このように、将来的に売上高が回復するという前提であれば、固定費の削減よりも変動費の削減(正確には、限界利益率の向上)のほうが、将来の価値を高めてくれます。
※ただし、売上が引き続き下がる局面では固定費削減がセオリーですので、バランスよくコストカットを検討しましょう。
実際のM&Aも意外とシンプル
上記は非常にシンプルな損益構造と将来予想で説明していますが、実は現実のM&Aにおいても、買い手はこのぐらいシンプルな将来予想で会社の価値を値踏みしています。
実際の会社買収では、買い手は対象会社の断片的な資料(インフォメーションメモランダムに記載されている内容)だけで将来の損益予測やシナジー効果を考えていきますので、会社の内情をよく知る売り手からすれば可笑しいぐらい単純に物事を捉えます。
逆に言えば、このぐらいシンプルに分析されても、正しく会社の将来性が伝わるように丁寧な説明が求められるのです。
変動費を削減する経営施策の例
最後に、変動費を削減するヒントとして、経営施策の例をご紹介しましょう。自社の実情に合わせて現実的なものを実施してみましょう。
- 仕入交渉を行い、仕入単価を引き下げる
- 店舗・工場のオペレーションを見直し、パート・アルバイトの時間を削減する
- 固定費である正社員の空き時間を把握し、パート・アルバイトと交代させる
- 売上連動やクリック連動の広告・販売手数料を抑える
- 発送業者を変更して運賃を引き下げる
なお、重要なことは「限界利益率を下げる」ことですので、少々劇薬になりますが、
- 商品を少し豪華にする代わりに、売り値を引き上げる(Ex.ランチセットにサラダを付ける代わりに100円値上げする)
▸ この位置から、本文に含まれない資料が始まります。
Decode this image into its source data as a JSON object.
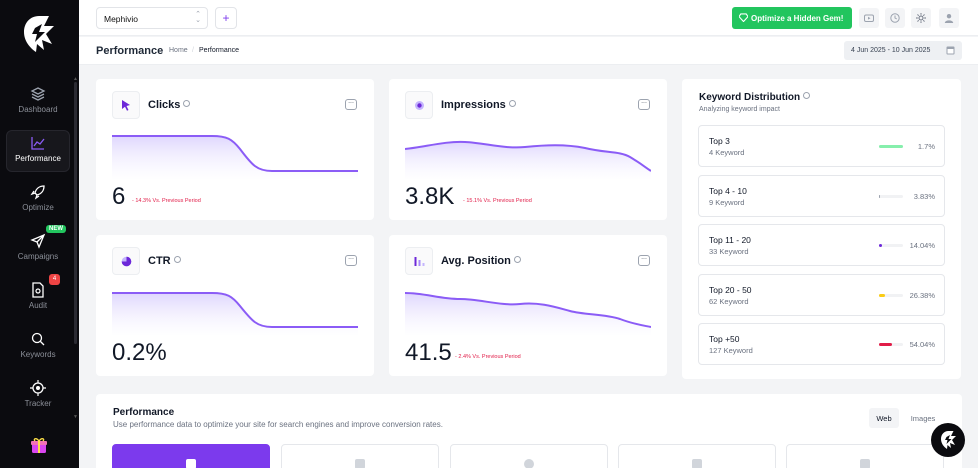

という方法も有効です。仮に値上げで売上が下がっても、限界利益率が向上していれば、売上が回復した際の利益が増えるからです。
おわりに
今回は、到来が懸念されている不景気において、M&A市場がどうなるかの予想と、それに対応する方法について、筆者の意見をご紹介しました。
M&A市場は収縮することはあっても、なくなることはありません。基本に忠実にうまく立ち回ることは、好況・不況に関係なく満足できるM&Aにつながる唯一の道です。
ぜひ、ご自身のビジネス環境と業績状況を冷静に分析し、後悔しない最良の判断をしてください。